Sammy Hagar Just One Of Many Rock Stars Willing To Whore Themselves Out

Brian Raftery | January 11, 2007 8:27 am

We didn’t intend for the site to become “all Hagar, all the time” this week, but you follow the news where it leads, and Sammy’s cameo in this L.A. Times story about rockers playing corporate gigs is too good not to highlight:

“I mean, we used to make fun of Huey Lewis for doing all these corporate shows, but he would just shrug and say, ‘It’s a good life. Forty-five minutes for a couple hundred thousand’ … but I just hated the idea, doing some big arena show in some little corporate building or something. It felt cheesy to me. But then when Dylan did it, I started thinking, ‘Who am I to be so uppity about this?’ “

Where did this conversation take place, we wonder? Greg Kihn’s grotto? But we digress:

Still, Hagar at first refused when Mark Cuban, owner of the NBA’s Dallas Mavericks, called several years ago to hire him to sing “There’s Only One Way to Rock” at the billionaire’s birthday party. Then Cuban mentioned the private plane, the plan to stage the show at the arena in Dallas and, of course, a particularly large sum of money.

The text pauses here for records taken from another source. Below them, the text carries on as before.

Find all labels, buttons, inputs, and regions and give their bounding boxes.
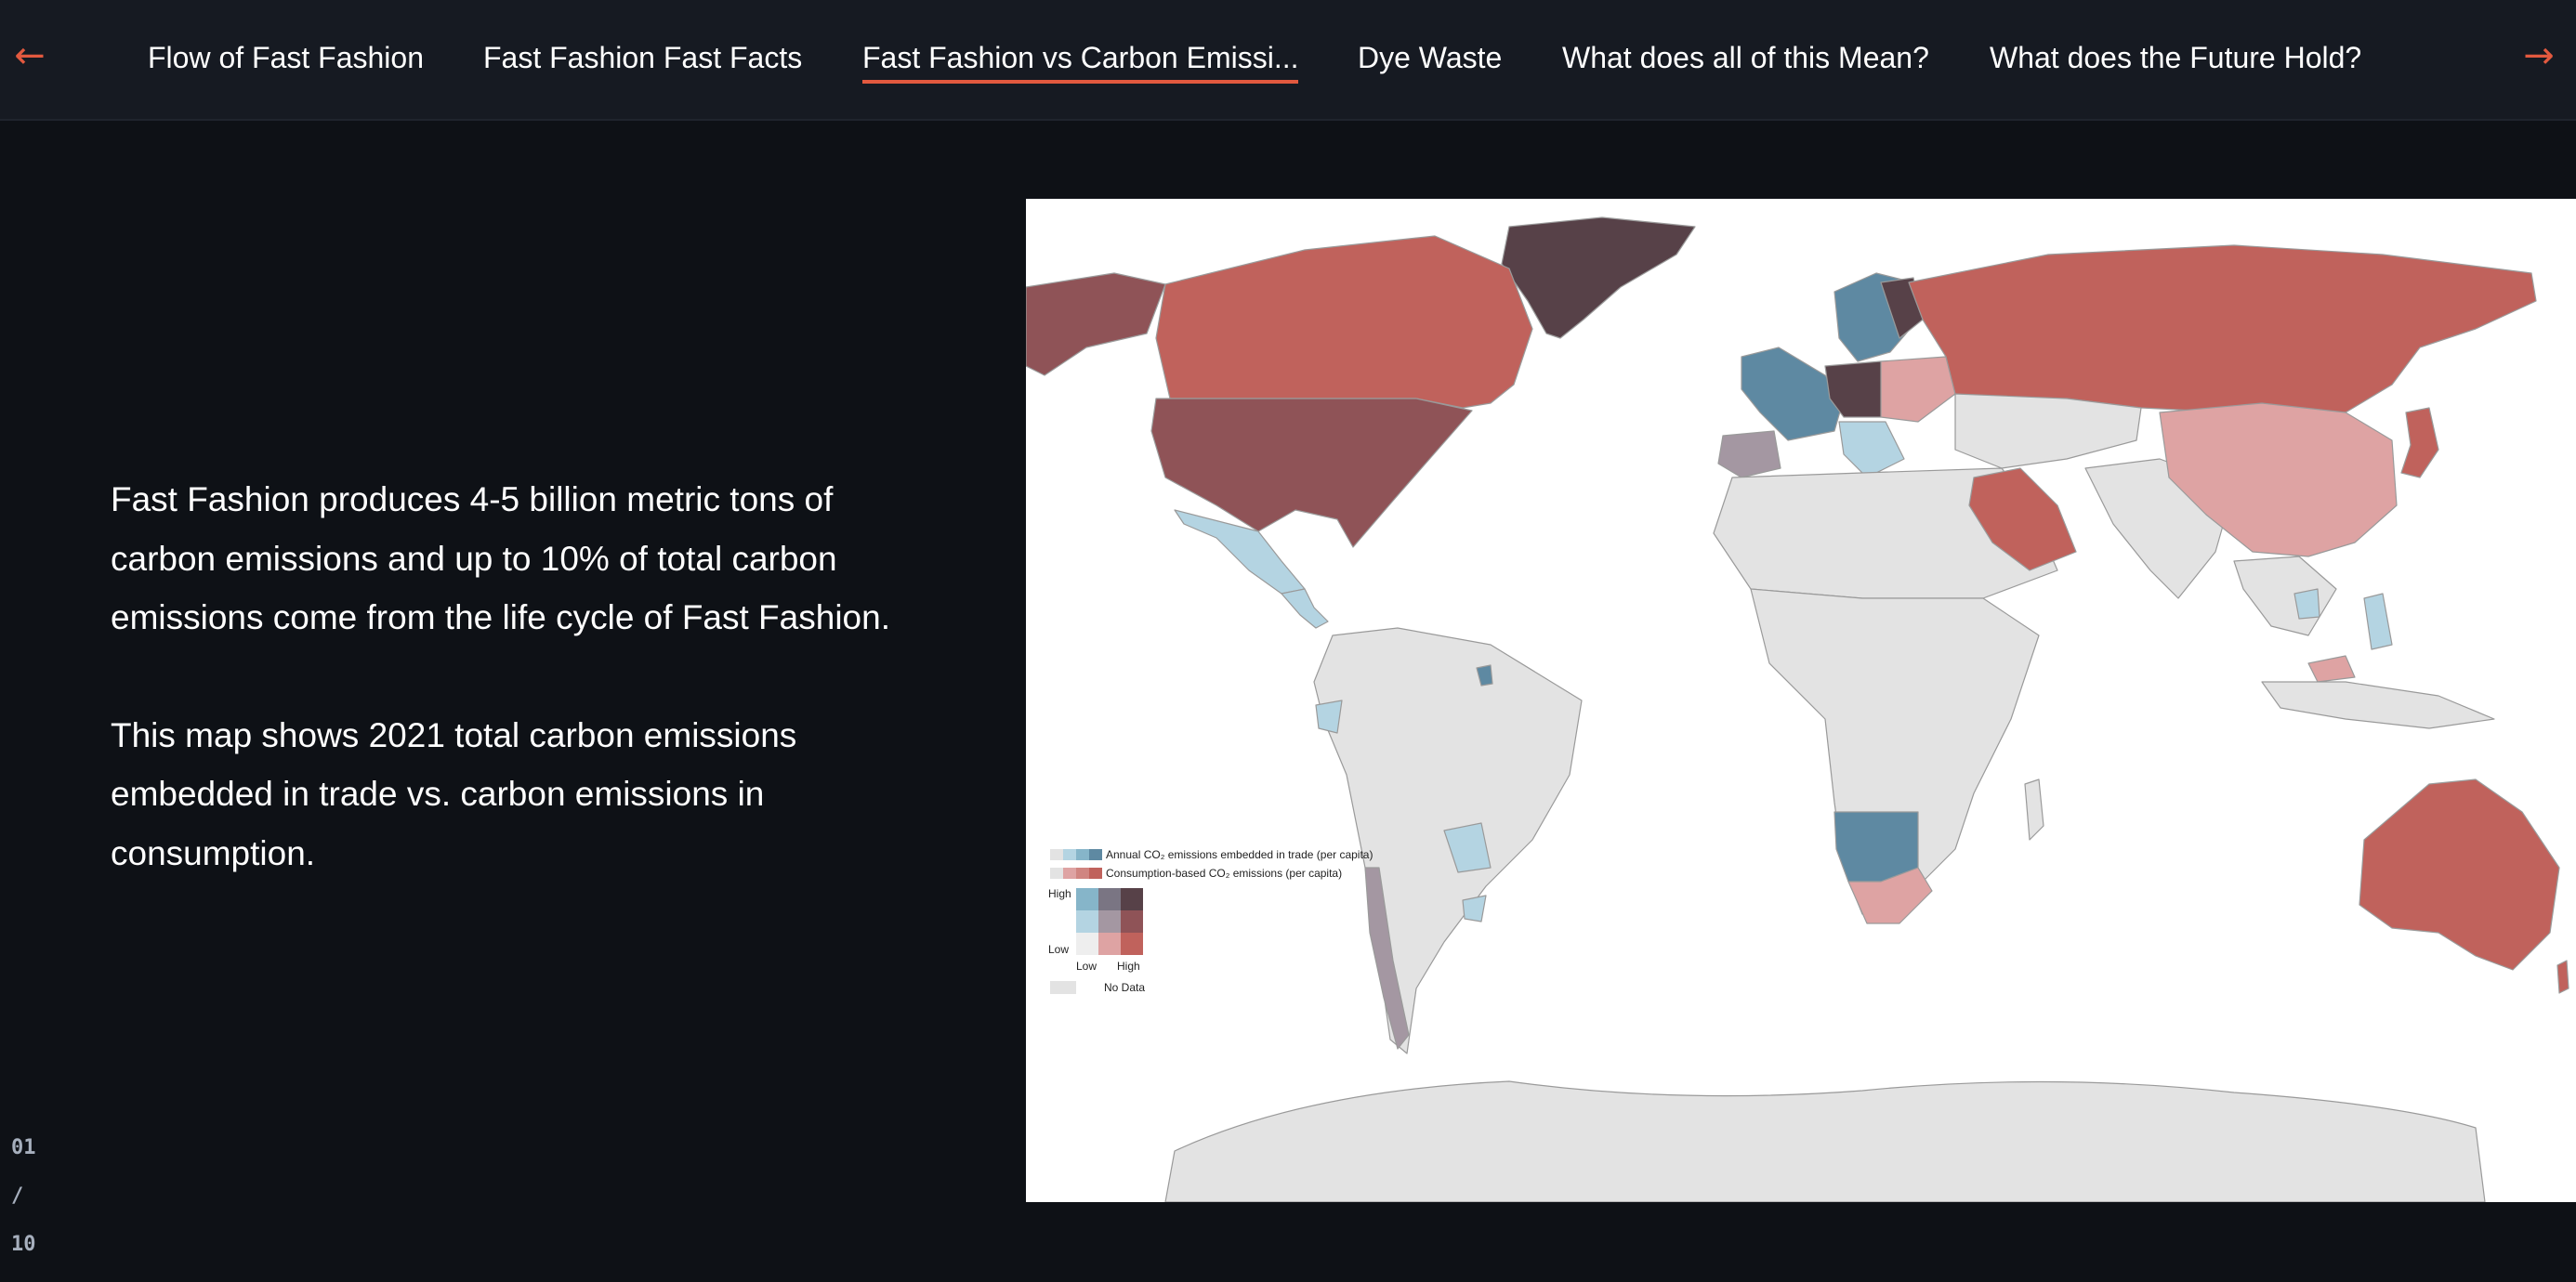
region-southeast-asia: [2233, 556, 2337, 636]
region-uruguay: [1462, 895, 1487, 922]
region-ecuador: [1315, 700, 1343, 734]
region-south-africa: [1847, 867, 1933, 924]
region-western-europe: [1741, 347, 1845, 441]
next-arrow-icon[interactable]: →: [2523, 34, 2555, 77]
region-chile: [1364, 867, 1410, 1050]
region-southern-africa-trade: [1833, 811, 1919, 883]
region-central-asia: [1954, 393, 2142, 469]
tab-fast-fashion-fast-facts[interactable]: Fast Fashion Fast Facts: [483, 41, 803, 74]
region-malaysia: [2307, 655, 2356, 683]
legend-x-high: High: [1117, 960, 1140, 973]
region-usa: [1150, 398, 1473, 548]
region-madagascar: [2024, 778, 2044, 841]
current-slide-number: 01: [11, 1136, 36, 1159]
world-emissions-map: Annual CO₂ emissions embedded in trade (…: [1026, 199, 2576, 1202]
legend-no-data-swatch: [1050, 981, 1076, 994]
region-thailand: [2293, 588, 2320, 620]
map-canvas: Annual CO₂ emissions embedded in trade (…: [1026, 216, 2569, 1202]
legend-bivariate-grid: [1076, 888, 1143, 955]
region-russia: [1908, 244, 2537, 413]
region-alaska: [1026, 272, 1166, 376]
tab-what-does-all-of-this-mean[interactable]: What does all of this Mean?: [1562, 41, 1929, 74]
region-japan: [2400, 407, 2439, 478]
legend-consumption-swatch-1: [1050, 868, 1063, 879]
tab-flow-of-fast-fashion[interactable]: Flow of Fast Fashion: [148, 41, 424, 74]
region-french-guiana: [1476, 664, 1493, 687]
region-canada: [1155, 235, 1533, 409]
top-navigation: ← Flow of Fast Fashion Fast Fashion Fast…: [0, 0, 2576, 121]
legend-y-low: Low: [1048, 943, 1069, 956]
legend-y-high: High: [1048, 887, 1071, 900]
region-indonesia: [2261, 681, 2495, 729]
slide-separator: /: [11, 1184, 24, 1208]
legend-consumption-swatch-3: [1076, 868, 1089, 879]
legend-x-low: Low: [1076, 960, 1097, 973]
paragraph-map-description: This map shows 2021 total carbon emissio…: [111, 715, 797, 872]
region-australia: [2359, 778, 2560, 971]
region-eastern-europe: [1880, 356, 1956, 423]
slide-counter: 01 / 10: [11, 1124, 67, 1269]
slide-text: Fast Fashion produces 4-5 billion metric…: [111, 470, 910, 883]
paragraph-emissions: Fast Fashion produces 4-5 billion metric…: [111, 480, 890, 636]
region-paraguay: [1443, 822, 1492, 873]
region-iberia: [1717, 430, 1781, 478]
legend-trade-swatch-3: [1076, 849, 1089, 860]
region-greenland: [1501, 216, 1696, 339]
region-mexico: [1174, 509, 1306, 595]
region-sub-saharan-africa: [1750, 588, 2040, 915]
legend-consumption-swatch-4: [1089, 868, 1102, 879]
legend-trade-swatch-2: [1063, 849, 1076, 860]
tab-what-does-the-future-hold[interactable]: What does the Future Hold?: [1990, 41, 2362, 74]
region-new-zealand: [2556, 960, 2569, 994]
legend-consumption-label: Consumption-based CO₂ emissions (per cap…: [1106, 867, 1342, 880]
region-italy-balkans: [1838, 421, 1905, 478]
legend-trade-label: Annual CO₂ emissions embedded in trade (…: [1106, 848, 1373, 861]
legend-no-data-label: No Data: [1104, 981, 1145, 994]
region-arabian-peninsula: [1968, 467, 2077, 571]
tab-dye-waste[interactable]: Dye Waste: [1358, 41, 1503, 74]
region-antarctica: [1164, 1080, 2486, 1202]
tab-fast-fashion-vs-carbon-emissions[interactable]: Fast Fashion vs Carbon Emissi...: [862, 35, 1299, 84]
legend-consumption-swatch-2: [1063, 868, 1076, 879]
previous-arrow-icon[interactable]: ←: [14, 34, 46, 77]
map-legend: Annual CO₂ emissions embedded in trade (…: [1048, 848, 1373, 994]
total-slide-count: 10: [11, 1233, 36, 1256]
region-central-america: [1281, 588, 1329, 629]
legend-trade-swatch-1: [1050, 849, 1063, 860]
region-philippines: [2363, 593, 2393, 650]
legend-trade-swatch-4: [1089, 849, 1102, 860]
region-china: [2159, 402, 2398, 557]
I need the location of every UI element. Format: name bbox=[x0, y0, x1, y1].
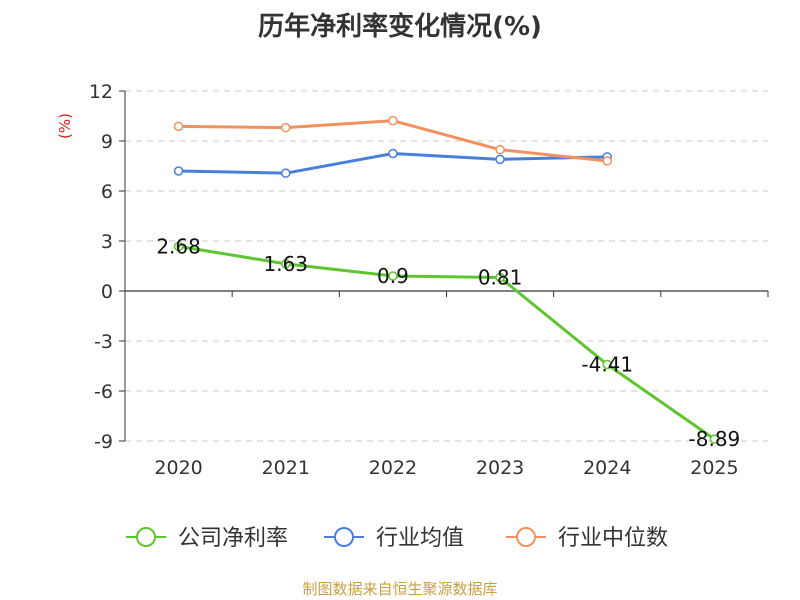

“The money,” Hagar said, “was very good. I won’t say how much, but it was good. But I didn’t do it for the money…. Well, maybe I did.”

Hagar had to earn it, though. He described the show as one of the most awkward stage experiences of his three-decade career. “There were 70 people in the audience, so we have this huge, empty arena. But we did a full-blown, 45-minute show, lights and everything. The front row was filled with Mavericks players, and half of them, you know, they didn’t know us or care about our music. And they were so tall they were looking me right in the eye. The whole thing was just plain weird.”

So now we know that Hagar will be prepared for his next high-profile awkward gig. Meanwhile, the story notes that while there are still a few holdouts (U2, Springsteen), the private-show industry is thriving, thanks to left-over dot-com money and Russian turnip magnates. One of the most intriguing shows, however, is a Pittsburgh soiree last weekend in which Robin Williams and Christina Aguilera co-headlined; we can only imagine which one of them had the screechier, more melodramatic green room.